まだ、骨折の治療のためにギプスやら何やらつけてなければならないが、病院から出られるというのは嬉しい。
さすがに退院の日は両親も来てくれ、一緒に家で夕飯を食べた。
翌日。
退院翌日から僕は学校に復帰した。
目立つのは嫌だったので、極力目立つ要素を減らすために、朝は一緒に登校するなとリイナにはメールしたのだが、不安だ…

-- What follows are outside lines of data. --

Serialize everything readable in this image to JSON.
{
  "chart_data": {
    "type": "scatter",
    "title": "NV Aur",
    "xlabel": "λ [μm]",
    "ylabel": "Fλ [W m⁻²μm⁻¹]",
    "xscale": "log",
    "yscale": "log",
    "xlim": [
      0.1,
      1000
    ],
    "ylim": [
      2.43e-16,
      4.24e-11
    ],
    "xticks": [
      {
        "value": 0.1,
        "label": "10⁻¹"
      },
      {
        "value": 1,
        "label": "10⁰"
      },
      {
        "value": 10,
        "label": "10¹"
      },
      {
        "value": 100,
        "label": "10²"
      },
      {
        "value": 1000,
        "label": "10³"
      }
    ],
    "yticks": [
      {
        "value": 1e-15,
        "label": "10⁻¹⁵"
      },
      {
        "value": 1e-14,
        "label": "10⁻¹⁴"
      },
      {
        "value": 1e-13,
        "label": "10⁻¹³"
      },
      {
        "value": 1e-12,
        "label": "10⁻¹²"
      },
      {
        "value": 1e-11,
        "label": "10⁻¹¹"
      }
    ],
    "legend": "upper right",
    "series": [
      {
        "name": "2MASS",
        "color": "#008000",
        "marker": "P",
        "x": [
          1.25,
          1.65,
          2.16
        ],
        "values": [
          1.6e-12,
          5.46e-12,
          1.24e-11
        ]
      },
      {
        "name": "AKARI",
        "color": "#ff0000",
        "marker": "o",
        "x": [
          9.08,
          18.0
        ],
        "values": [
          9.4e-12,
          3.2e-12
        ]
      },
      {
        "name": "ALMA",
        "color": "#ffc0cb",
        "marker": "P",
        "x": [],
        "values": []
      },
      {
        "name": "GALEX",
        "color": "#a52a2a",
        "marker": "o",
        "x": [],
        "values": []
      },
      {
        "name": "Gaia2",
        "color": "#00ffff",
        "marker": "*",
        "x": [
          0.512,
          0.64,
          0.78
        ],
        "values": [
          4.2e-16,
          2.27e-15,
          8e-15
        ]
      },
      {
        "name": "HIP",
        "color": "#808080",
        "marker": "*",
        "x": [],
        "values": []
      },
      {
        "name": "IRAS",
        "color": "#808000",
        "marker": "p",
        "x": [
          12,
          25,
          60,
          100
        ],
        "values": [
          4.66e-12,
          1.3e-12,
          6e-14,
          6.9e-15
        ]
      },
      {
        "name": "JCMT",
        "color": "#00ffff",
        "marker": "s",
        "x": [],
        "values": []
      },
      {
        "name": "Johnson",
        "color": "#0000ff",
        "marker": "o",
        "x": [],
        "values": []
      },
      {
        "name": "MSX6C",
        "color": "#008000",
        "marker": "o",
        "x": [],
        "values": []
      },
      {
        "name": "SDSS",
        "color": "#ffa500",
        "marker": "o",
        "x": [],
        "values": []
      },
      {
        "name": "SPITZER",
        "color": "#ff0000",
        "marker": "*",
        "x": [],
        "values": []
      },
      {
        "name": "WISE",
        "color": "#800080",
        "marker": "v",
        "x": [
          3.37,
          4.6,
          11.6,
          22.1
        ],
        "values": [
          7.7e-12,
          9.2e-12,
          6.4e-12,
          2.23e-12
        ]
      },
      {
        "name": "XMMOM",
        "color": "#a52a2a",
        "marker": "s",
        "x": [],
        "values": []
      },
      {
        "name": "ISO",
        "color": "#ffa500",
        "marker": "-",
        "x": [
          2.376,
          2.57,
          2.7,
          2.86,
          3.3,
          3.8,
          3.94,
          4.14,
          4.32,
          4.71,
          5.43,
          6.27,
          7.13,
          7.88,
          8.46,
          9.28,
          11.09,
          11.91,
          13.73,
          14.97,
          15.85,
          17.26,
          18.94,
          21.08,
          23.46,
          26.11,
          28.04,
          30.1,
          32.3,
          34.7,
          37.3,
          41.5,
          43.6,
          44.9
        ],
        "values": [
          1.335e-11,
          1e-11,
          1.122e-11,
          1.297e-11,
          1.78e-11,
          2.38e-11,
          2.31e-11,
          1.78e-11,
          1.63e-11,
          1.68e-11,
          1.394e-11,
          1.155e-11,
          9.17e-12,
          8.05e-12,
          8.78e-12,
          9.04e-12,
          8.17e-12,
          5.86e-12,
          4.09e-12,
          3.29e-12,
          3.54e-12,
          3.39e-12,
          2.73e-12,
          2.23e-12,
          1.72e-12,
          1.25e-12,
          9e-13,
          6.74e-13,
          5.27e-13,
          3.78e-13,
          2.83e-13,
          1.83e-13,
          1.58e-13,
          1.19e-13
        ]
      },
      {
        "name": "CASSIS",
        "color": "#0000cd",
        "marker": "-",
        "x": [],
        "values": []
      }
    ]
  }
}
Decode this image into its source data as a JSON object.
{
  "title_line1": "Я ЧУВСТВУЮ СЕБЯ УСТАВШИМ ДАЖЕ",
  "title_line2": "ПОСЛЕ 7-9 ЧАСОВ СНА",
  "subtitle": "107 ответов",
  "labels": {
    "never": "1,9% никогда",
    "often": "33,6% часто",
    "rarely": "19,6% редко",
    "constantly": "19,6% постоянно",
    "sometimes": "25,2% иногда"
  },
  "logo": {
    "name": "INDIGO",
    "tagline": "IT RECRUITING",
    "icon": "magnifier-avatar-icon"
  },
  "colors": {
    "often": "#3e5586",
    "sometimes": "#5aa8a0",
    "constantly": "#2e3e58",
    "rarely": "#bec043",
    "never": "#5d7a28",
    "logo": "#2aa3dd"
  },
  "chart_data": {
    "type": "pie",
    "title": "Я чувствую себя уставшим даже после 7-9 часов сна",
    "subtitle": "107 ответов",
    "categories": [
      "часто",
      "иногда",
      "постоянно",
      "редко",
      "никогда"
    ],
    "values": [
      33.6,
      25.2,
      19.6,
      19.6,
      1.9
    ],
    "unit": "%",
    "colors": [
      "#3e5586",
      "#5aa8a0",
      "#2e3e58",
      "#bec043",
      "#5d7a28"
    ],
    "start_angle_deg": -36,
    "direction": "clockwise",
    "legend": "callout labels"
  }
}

しかし、リイナは結局ついて来なかったので、安心した。あのバカも成長したってことだ。
「おはよー、東海林くん。」
クラスの一人が声をかけて来た。
かなりガタイのいい男子生徒だ。
えと、誰だっけ。
「あ、俺のことわかんね?
俺、大沢 俊吾。よろしくな!
シュンゴって呼んでくれ!」
よろしくと言われましても。
僕はあなたと関わるつもりはないんですが。
まあ、そんな態度をして殴られでもしたらたまらないので、
「あ、うん。よろしく…」
と答えておいた。
「なんか困ったことあったら、何でも力になってやるからな。」
怪我してる俺に対する同情か…
これだから人間は…
「あ、でも。」
俊吾がつけたした。
「リイナちゃんに変なことしたら、コロスからな。」
ははーん。こいつもリイナが好きなんだな。
てか、やめてください、恐ろしい目で睨むのは。その視線だけで殺されそうです…
「ま、コロシはしないけど。これからよろしく!」
彼に握手を求められた。
ま、これから困ることも出てくるだろう。
骨折が完治するまでは頼りにしよう。
そう思い、僕は彼の手を握った。
シュンゴはとても優しくしてくれた。
重いバッグを運んでくれたり、給食を持って来てくれたりと。
また、デートがちであまり一緒に帰れないショーの代わりに、と僕やリイナと一緒に帰ってくれた。正直、リイナは暴走しがちなので、ストッパーがいるのは助かる。まあ、彼には別の思惑があるのだろうが…
だって、必ず僕とリイナの間に入ってくるし、帰る時に限って僕のこと睨むし…
シュンゴと話しているうちに、シュンゴもかつて柔道で大きな骨折をしたという過去を知った。その時にシュンゴを助けてくれた友人がいたらしく、シュンゴ自身も困った人がいたら助けたい、と思うようになったらしい。
案外、人っていいのかもな、と思ったりした。